The strikes have displaced families, caused significant power cuts and fuel shortages, forced aid organizations to temporarily suspend certain activities, and led to school and work disruptions, international humanitarian workers and local residents told Human Rights Watch.
An attack near the Swedieh power plant in the district of Derik on November 23 led to significant power and internet cuts in Derik city and Derik and al-Hasakeh sub-districts, residents and aid workers told Human Rights Watch.
Moreover, HRW said targeting oil and gas facilities has also exacerbated the severe fuel shortages that have already afflicted northeast Syria, leaving civilians struggling to find cooking and heating fuel for the winter.
“People are living in fear,” a man told HRW who lives with his family near the city of Kobani. “There is a general sense of panic and terror. People are not going to work, children are not going to school.”

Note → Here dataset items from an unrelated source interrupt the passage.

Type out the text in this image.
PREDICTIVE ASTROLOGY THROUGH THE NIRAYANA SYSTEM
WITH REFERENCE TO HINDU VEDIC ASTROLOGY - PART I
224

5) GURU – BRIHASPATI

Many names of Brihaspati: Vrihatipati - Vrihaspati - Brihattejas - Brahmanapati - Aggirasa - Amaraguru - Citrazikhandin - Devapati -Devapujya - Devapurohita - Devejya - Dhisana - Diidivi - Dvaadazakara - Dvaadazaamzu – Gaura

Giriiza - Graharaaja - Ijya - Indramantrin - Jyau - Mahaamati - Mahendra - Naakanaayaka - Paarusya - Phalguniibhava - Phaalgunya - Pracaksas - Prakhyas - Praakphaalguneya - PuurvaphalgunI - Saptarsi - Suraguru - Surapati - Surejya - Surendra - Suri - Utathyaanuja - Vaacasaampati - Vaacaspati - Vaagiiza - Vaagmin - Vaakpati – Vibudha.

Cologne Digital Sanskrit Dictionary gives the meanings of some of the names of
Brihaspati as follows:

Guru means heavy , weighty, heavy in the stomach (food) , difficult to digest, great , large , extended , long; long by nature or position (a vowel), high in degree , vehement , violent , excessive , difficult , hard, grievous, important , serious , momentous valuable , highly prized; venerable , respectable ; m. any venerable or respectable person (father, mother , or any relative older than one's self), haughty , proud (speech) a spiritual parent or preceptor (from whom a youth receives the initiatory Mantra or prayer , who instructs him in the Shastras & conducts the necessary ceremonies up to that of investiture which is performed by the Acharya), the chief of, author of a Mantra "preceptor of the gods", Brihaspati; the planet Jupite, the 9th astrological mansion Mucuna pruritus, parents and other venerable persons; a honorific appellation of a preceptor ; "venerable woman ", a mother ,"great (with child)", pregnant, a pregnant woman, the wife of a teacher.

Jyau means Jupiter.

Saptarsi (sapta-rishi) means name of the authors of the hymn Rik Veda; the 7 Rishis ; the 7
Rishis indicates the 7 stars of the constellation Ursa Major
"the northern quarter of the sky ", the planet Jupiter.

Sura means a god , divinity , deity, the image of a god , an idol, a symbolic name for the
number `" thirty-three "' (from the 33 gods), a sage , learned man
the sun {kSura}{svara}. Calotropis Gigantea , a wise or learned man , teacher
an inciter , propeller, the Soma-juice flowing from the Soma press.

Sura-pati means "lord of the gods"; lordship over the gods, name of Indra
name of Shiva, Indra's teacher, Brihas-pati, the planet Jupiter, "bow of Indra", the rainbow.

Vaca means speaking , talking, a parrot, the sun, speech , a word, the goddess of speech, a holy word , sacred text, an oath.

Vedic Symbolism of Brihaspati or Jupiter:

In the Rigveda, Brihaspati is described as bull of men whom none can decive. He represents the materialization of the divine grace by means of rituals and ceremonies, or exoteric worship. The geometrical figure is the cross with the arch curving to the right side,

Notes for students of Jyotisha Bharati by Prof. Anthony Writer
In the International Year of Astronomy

His own daughters, ages 5 and 7, have gone to school just 1 day since November 20, he said. “They ran home crying when they heard blasts near their school that day.”
“Turkey’s attacks on populated areas and critical infrastructure across north and northeast Syria is putting civilians’ basic rights further at risk,” said Adam Coogle, deputy Middle East director at Human Rights Watch.
“Syrians are already enduring a humanitarian catastrophe, a growing displacement crisis, and an economy in free fall. Turkey’s military strikes risk making an already unbearable situation much worse for Kurds, Arabs, and other communities.”
At least 11 civilians, including a journalist, were killed in northeast Syria during Turkish airstrikes that were launched on Nov 20. The strikes also targeted electricity infrastructure and oil and gas facilities, causing electricity blackouts.
Moreover, a number of Syrian soldiers and SDF fighters were killed, including 8 SDF guards near al-Hol camp.
Turkey has also threatened to carry out a new ground offensive in northern Syria, spreading fear among locals in border towns.
187 Syrian organizations in a statement on Nov. 26 called on the UN Security Council to hold an emergency meeting regarding the recent Turkish attacks, exert pressure to stop them, and protect civilians and infrastructure.
"The attacks rendered several of the targeted facilities inoperable, straining the infrastructure already dilapidated by the conflict, which has been ongoing since 2011," the statement said.